Answer FileReal Estate
Can the seller keep my deposit if I back out of buying a home?
Only under a valid liquidated damages clause, and only if no contingency allowed cancellation. For a residential property the buyer intended to occupy, California caps presumptively valid liquidated damages at three percent of the purchase price (Civil Code section 1675), and the clause must be separately signed or initialed by both parties.

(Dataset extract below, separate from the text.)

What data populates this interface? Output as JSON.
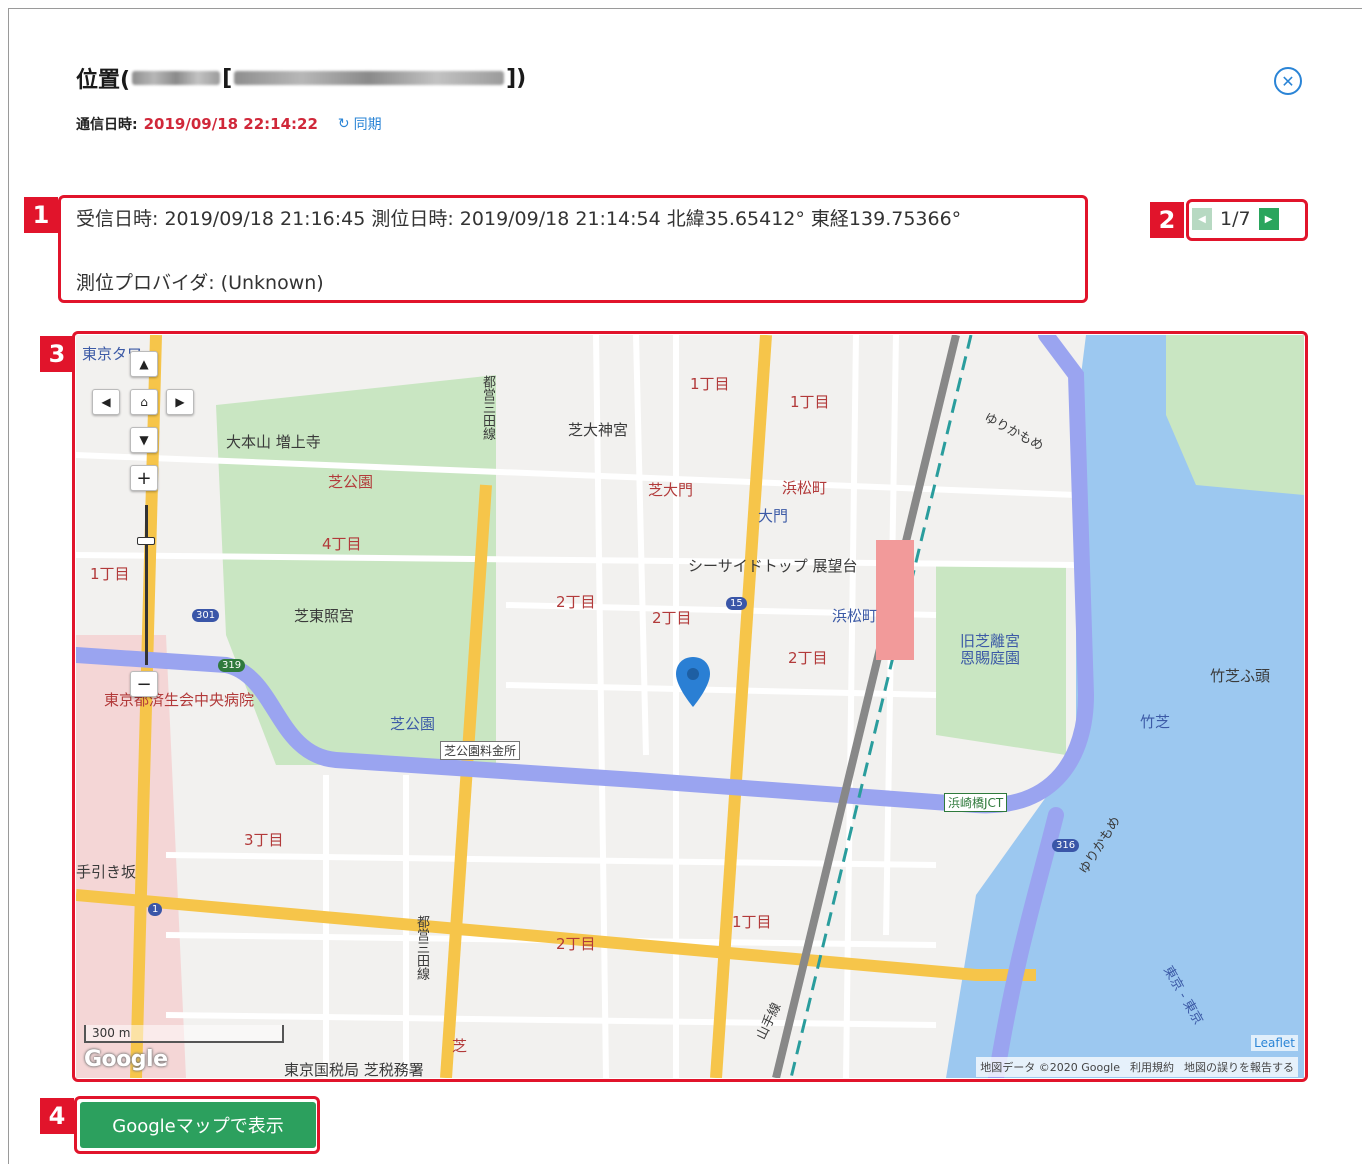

Not automatically. A California buyer who cancels while a financing, appraisal, or inspection contingency is still in place is generally entitled to the deposit back — contingencies exist precisely to allow exit without penalty. If the buyer defaults after removing contingencies, the seller's right to the deposit depends on the contract's liquidated damages clause. For residential property of one to four units that the buyer intended to occupy, Civil Code sections 1675 through 1677 govern: the provision must be separately signed or initialed and formatted as the statute requires, and an amount up to three percent of the purchase price is presumed valid while anything above three percent is invalid unless the seller proves it was reasonable. Standard California Association of Realtors forms track these rules. Disputes are common when escrow holds the funds, because escrow holders release deposits only on mutual instructions or a court order — small claims court and the contract's mediation clause are the usual paths to resolution.
Authority: Cal. Civ. Code § 1675
Legal information, not legal advice.
More from this answer file
Counsel for this matter
Read the record. Then decide.
Describe your matter once, review the verified records, and place the call — the choice is always yours.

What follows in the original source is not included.